Behalve informatie moet de instructeur ook de controlemiddelen
aan de leerling geven. Dit kan heel simpel door bij het oefenen
met imagery het scenario te schetsen. Denk bijvoorbeeld aan
een storing op de hoofdparachute. Hier is iets aan te doen,
en wel door het uitvoeren van een reserveprocedure. Bij deze
controlemiddelen kan de instructeur al direct een invloed
uitoefenen op het toekomstige spanningsniveau: tijdens een
reserveprocedure kun je gaan schreeuwen en trekken aan een
leerling, maar hierdoor zal een leerling een dergelijke gebeurtenis
gaan associëren met stress, nog los van het realisme
van het schreeuwen als stressfactor, maar dit terzijde. |
Figuur 2. Een imagery model. Klik op de nummers en
er verschijnt een toelichting (engelstalig). 2x op de groenwitte
3 klikken om alle toelichtingen weg te krijgen.
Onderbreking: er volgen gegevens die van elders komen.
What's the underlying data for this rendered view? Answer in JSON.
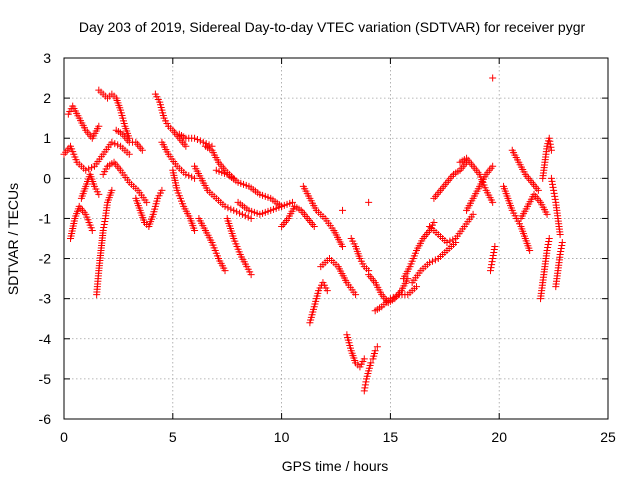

Hoe imagery nu toe te passen in de praktijk?
Het volgende is een lesvoorstel voor het uitvoeren van een
imagery sessie. Dit is niet de enige mogelijke manier voor
een imagery maar slechts een illustratie naar aanleiding van
het bovenstaande.
|
Stap 1. Voorzie de leerlingen van de noodzakelijke
informatie. In eerste instantie worden hier de procedures
en technieken van het springen bedoeld. Deze kunnen
worden gegeven in reguliere lessen. Als dit is gebeurd
is het tijd voor een imagery sessie. Zorg voor een rustige
leeromgeving zonder teveel afleidingen, zodat leerlingen
zich kunnen concentreren op hun beeldvorming. In een
aanleerfase gaat dit het makkelijkst met de ogen dicht.
Vertel de gang van zaken (zowel informatie als controlemiddelen)
zoals hier voor bijvoorbeeld de staticline-exit en laat
het de leerlingen zich voorstellen:
- De deur gaat open en er komt veel herrie en wind binnen
(informatie aspect).
- Dat is normaal, dat hoort zo (controle aspect).
- Je gaat in de deur zitten en je voelt een druk van
de wind (informatie aspect).
- Je wordt niet uit het vliegtuig gezogen, want dat
kan niet, bovendien hou je je goed vast en de jumpmaster
houdt je ook vast (controle aspect).
- Kort na je afzet begin je te vallen. Het gevoel van
"vallen" (kriebels in je buik etc.) zal de
eerste keren zeer sterk zijn en sommigen krijgen tunnelvision.
Het kan van buiten naar binnen zwart worden voor je
ogen. Dit duurt zolang je blijft versnellen.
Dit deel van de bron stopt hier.